Jolie wore fingerless gloves and clasped and unclasped her hands. “Felix, what’s your plan to rescue Carmen? Mine would be to kamikaze my bike right down Goodman’s throat.”
“I feel the same way,” I said.
“So what’s the plan?”
I led Jolie and Antoine to the morgue. We gathered around the work table holding my coffin. I sat and readied my pen over maps that I’d drawn on a yellow writing pad.
The chalices, Leslie and Jack, came to the door.
I turned to Jolie and Antoine. “How about a bite to eat? It’ll get your mind right.”
Jolie eyed the chalices and shook her head. “No thanks. I’m too worked up. Put me close to a neck and I’m likely to do more than feed.”
“Antoine?”
He went to the sink and ran the water, holding his hand under the spout as he adjusted the temperature. “Sure. With coffee. I’ll hold off using my fangs for the serious work.” Antoine splashe
d water onto his face and scrubbed with a bar of soap.
I said to the chalices, “Coffee then. If you don’t mind, we have private business to discuss.”
“Of course,” Leslie replied. She and Jack left and closed the door.
Jolie paced about the room, still opening and closing her fists. “So what’s the plan?”
Antoine wiped his face and hands with a towel. He balled the towel and tossed it to Jolie. “Here, wash up. It’ll help you cool off.”
Jolie caught the towel and threw it back to Antoine. “I don’t want to cool off.”
“You need to. We all need to be thinking clearly.”
Jolie kept pacing. “I can think clearly enough.”
Earlier, I’d told Jolie what I knew about Carmen’s capture, Goodman, and Clayborn. I was sure she’d shared that with Antoine.
“Just get to the plan.” Jolie kept pacing.
Antoine pulled a chair and sat at the table beside me. I pointed to the map with the layout of the resort, the hotel, and the annex. “We sneak in.”

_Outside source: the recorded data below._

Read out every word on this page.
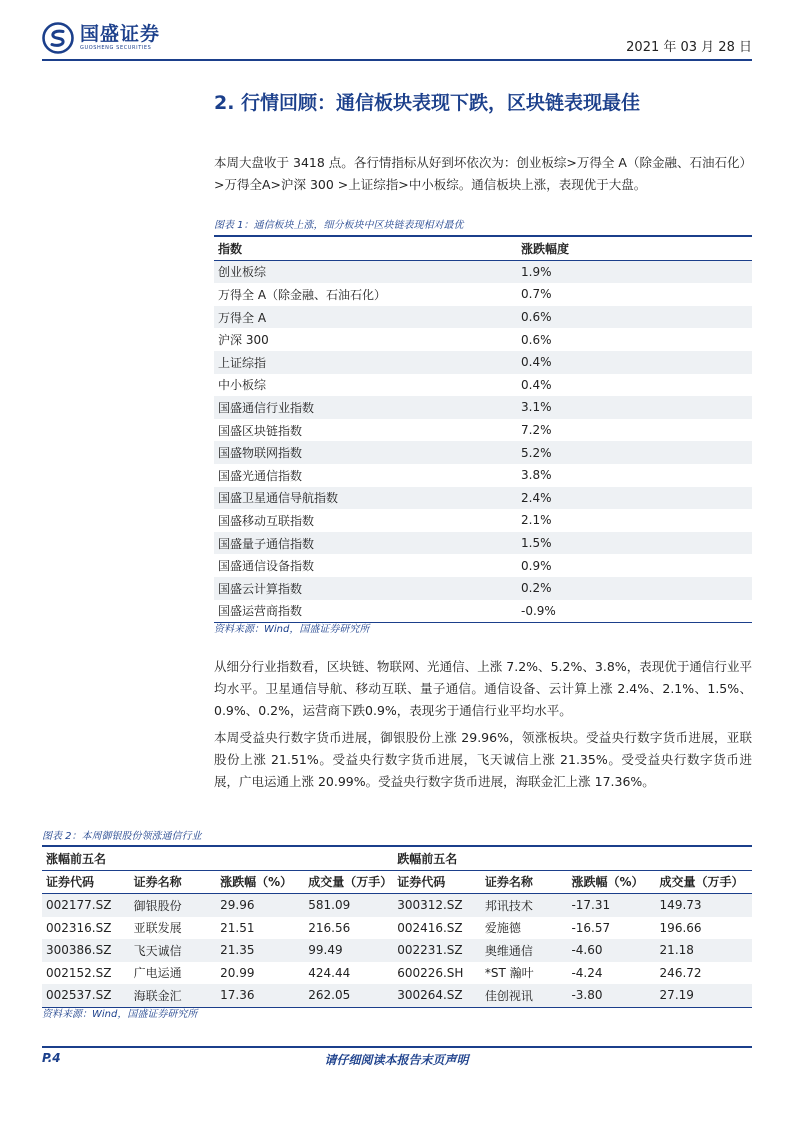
国盛证券
GUOSHENG SECURITIES	2021 年 03 月 28 日
2. 行情回顾：通信板块表现下跌，区块链表现最佳
本周大盘收于 3418 点。各行情指标从好到坏依次为：创业板综>万得全 A（除金融、石油石化）>万得全A>沪深 300 >上证综指>中小板综。通信板块上涨，表现优于大盘。
图表 1：通信板块上涨，细分板块中区块链表现相对最优
指数	涨跌幅度
创业板综	1.9%
万得全 A（除金融、石油石化）	0.7%
万得全 A	0.6%
沪深 300	0.6%
上证综指	0.4%
中小板综	0.4%
国盛通信行业指数	3.1%
国盛区块链指数	7.2%
国盛物联网指数	5.2%
国盛光通信指数	3.8%
国盛卫星通信导航指数	2.4%
国盛移动互联指数	2.1%
国盛量子通信指数	1.5%
国盛通信设备指数	0.9%
国盛云计算指数	0.2%
国盛运营商指数	-0.9%
资料来源：Wind，国盛证券研究所
从细分行业指数看，区块链、物联网、光通信、上涨 7.2%、5.2%、3.8%，表现优于通信行业平均水平。卫星通信导航、移动互联、量子通信。通信设备、云计算上涨 2.4%、2.1%、1.5%、0.9%、0.2%，运营商下跌0.9%，表现劣于通信行业平均水平。
本周受益央行数字货币进展，御银股份上涨 29.96%，领涨板块。受益央行数字货币进展，亚联股份上涨 21.51%。受益央行数字货币进展，飞天诚信上涨 21.35%。受受益央行数字货币进展，广电运通上涨 20.99%。受益央行数字货币进展，海联金汇上涨 17.36%。
图表 2：本周御银股份领涨通信行业
涨幅前五名				跌幅前五名			
证券代码	证券名称	涨跌幅（%）	成交量（万手）	证券代码	证券名称	涨跌幅（%）	成交量（万手）
002177.SZ	御银股份	29.96	581.09	300312.SZ	邦讯技术	-17.31	149.73
002316.SZ	亚联发展	21.51	216.56	002416.SZ	爱施德	-16.57	196.66
300386.SZ	飞天诚信	21.35	99.49	002231.SZ	奥维通信	-4.60	21.18
002152.SZ	广电运通	20.99	424.44	600226.SH	*ST 瀚叶	-4.24	246.72
002537.SZ	海联金汇	17.36	262.05	300264.SZ	佳创视讯	-3.80	27.19
资料来源：Wind，国盛证券研究所
请仔细阅读本报告末页声明
P.4
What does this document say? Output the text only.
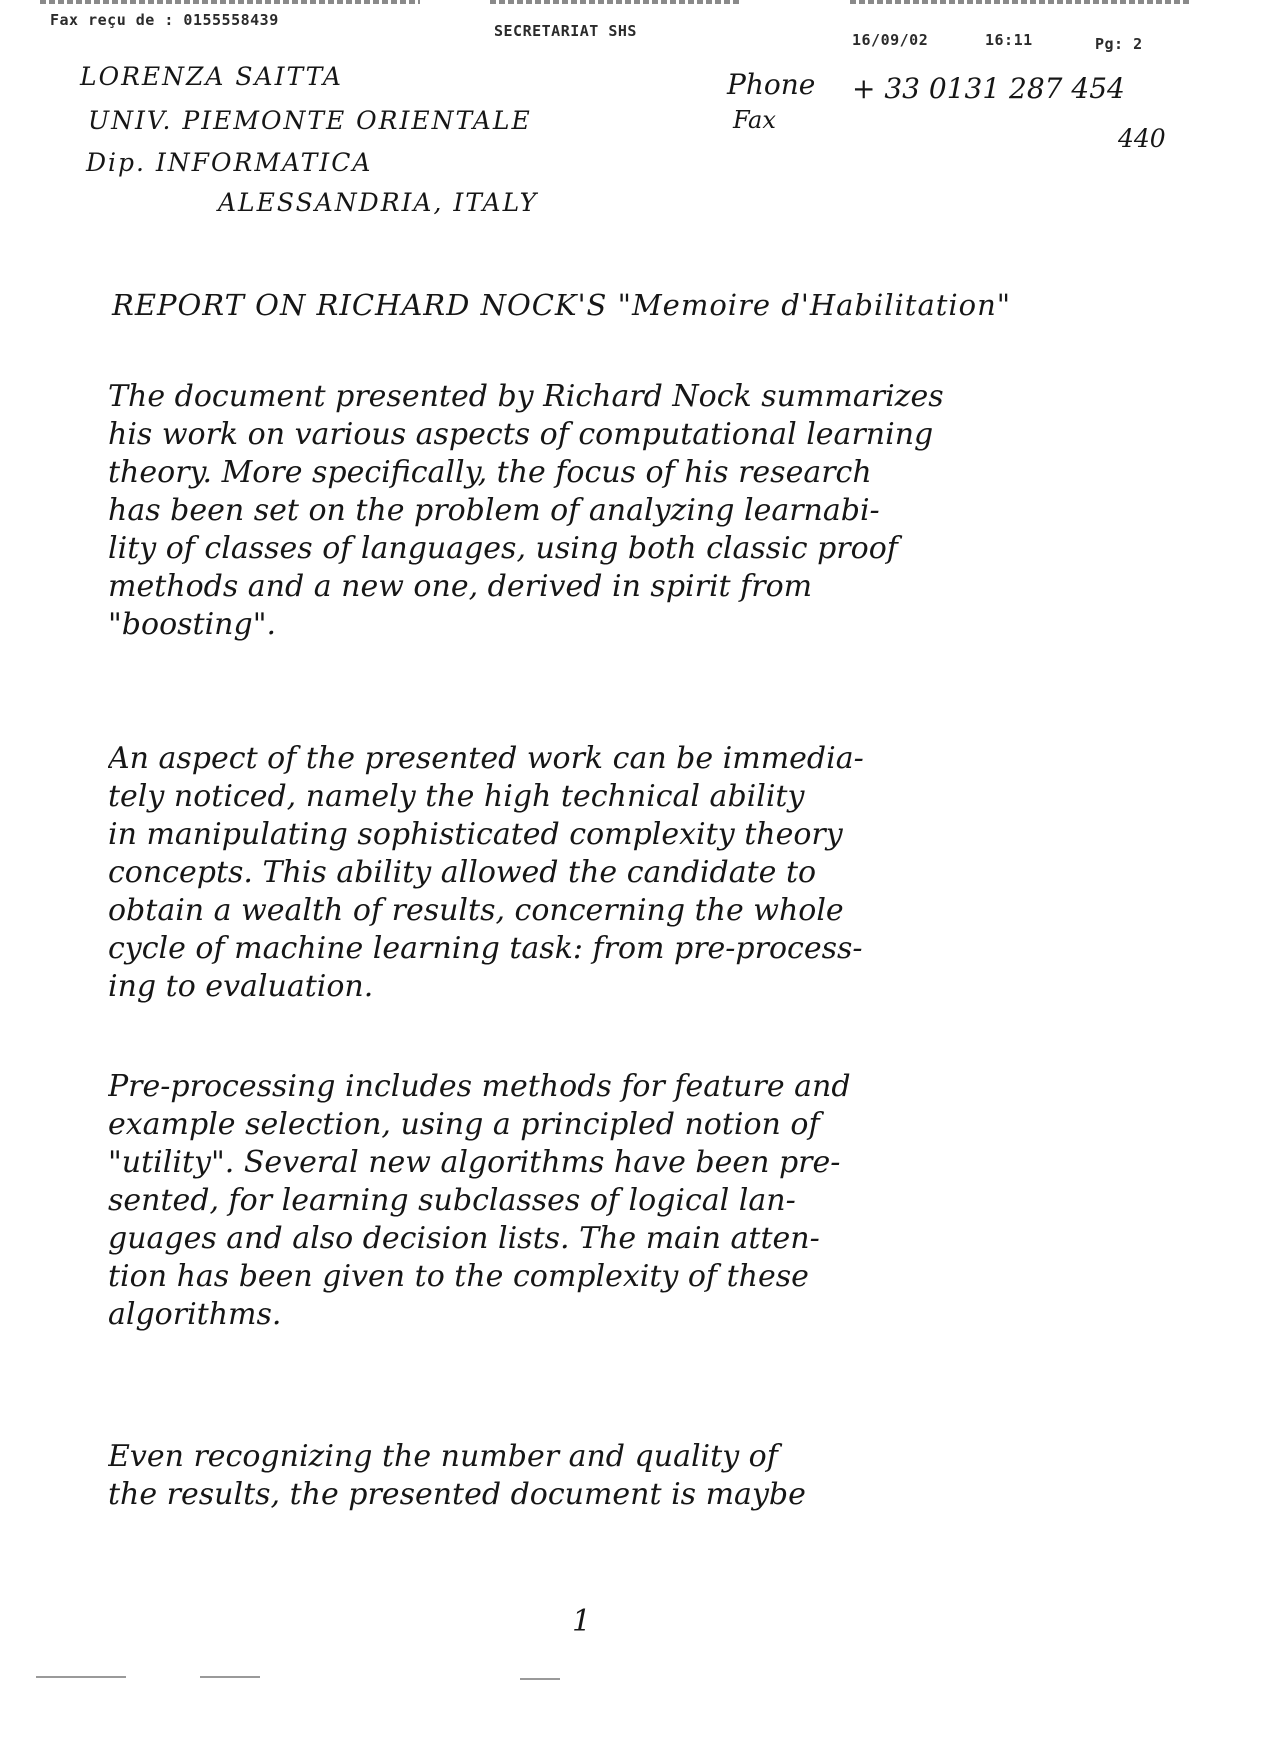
Fax reçu de : 0155558439
SECRETARIAT SHS	16/09/02	16:11	Pg: 2
LORENZA SAITTA
UNIV. PIEMONTE ORIENTALE
Dip. INFORMATICA
ALESSANDRIA, ITALY
Phone + 33 0131 287 454
Fax
440
REPORT ON RICHARD NOCK'S "Memoire d'Habilitation"
The document presented by Richard Nock summarizes
his work on various aspects of computational learning
theory. More specifically, the focus of his research
has been set on the problem of analyzing learnabi-
lity of classes of languages, using both classic proof
methods and a new one, derived in spirit from
"boosting".
An aspect of the presented work can be immedia-
tely noticed, namely the high technical ability
in manipulating sophisticated complexity theory
concepts. This ability allowed the candidate to
obtain a wealth of results, concerning the whole
cycle of machine learning task: from pre-process-
ing to evaluation.
Pre-processing includes methods for feature and
example selection, using a principled notion of
"utility". Several new algorithms have been pre-
sented, for learning subclasses of logical lan-
guages and also decision lists. The main atten-
tion has been given to the complexity of these
algorithms.
Even recognizing the number and quality of
the results, the presented document is maybe
1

“Why?” Jolie’s aura burned with so much anger that if it were fire, the house would’ve gone up in flames. “I’d hit them hard in the gullet and plow through their defenses. We’d be in and out before they finished shitting their pants.”
“I like the way you think, Jolie,” I said. “But if we did that, we wouldn’t get close to Carmen, much less rescue her. They have a lot of firepower.”

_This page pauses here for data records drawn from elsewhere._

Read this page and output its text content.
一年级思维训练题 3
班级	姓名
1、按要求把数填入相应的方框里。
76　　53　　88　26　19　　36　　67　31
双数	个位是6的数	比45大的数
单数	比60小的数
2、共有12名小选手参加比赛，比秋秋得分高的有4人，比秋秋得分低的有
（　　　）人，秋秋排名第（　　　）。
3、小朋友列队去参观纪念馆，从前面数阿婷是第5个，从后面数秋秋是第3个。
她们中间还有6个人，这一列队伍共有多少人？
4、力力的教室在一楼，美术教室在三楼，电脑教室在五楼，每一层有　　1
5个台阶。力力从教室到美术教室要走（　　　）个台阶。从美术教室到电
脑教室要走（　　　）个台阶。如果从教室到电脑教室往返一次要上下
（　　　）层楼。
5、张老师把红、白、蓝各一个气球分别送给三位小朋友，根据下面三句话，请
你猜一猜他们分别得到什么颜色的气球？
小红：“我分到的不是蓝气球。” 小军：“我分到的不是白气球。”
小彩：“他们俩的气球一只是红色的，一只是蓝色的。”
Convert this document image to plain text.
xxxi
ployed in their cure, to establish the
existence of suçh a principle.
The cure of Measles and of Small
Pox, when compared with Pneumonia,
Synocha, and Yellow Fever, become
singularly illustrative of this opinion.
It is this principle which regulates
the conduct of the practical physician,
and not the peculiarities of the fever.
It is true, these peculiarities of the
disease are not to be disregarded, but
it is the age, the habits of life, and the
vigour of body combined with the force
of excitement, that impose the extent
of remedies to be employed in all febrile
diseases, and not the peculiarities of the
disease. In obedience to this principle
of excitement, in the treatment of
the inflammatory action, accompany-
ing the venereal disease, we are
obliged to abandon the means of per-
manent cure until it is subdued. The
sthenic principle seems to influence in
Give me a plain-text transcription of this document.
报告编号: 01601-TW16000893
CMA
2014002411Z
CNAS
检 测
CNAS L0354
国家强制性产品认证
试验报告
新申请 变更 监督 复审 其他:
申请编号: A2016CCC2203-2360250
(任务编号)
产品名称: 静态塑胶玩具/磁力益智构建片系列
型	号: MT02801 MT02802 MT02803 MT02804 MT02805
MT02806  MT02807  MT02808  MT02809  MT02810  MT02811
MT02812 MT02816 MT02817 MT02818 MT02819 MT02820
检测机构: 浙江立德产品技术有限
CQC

I pointed to the maps. “My plan is that we sneak inside.”
Jolie clenched her teeth. “I don’t want to sneak.”
“Hear the man out.” Antoine clasped Jolie’s wrist. “After we get Carmen, then you can settle whatever scores you want.”
I nodded to Antoine, thanking him for helping calm Jolie. I smiled at her. “Don’t think of it as sneaking. We’re infiltrating.”
She pulled her arm free and went back to pacing by the table.
“When we trip the alarm, I want us to be here,” I tapped my pen against the drawing of the annex, “instead of here on the perimeter. That will buy us time. I’d rather that we infiltrate in and then fight our way out.”
Jolie stepped close and moved my pen to study the map. “Yeah, makes sense. That way we can recon their defenses on the way in. Plus their attention would be on keeping us out. When we have Carmen, we’ll be attacking security from their rear. That’s always a good tactic.”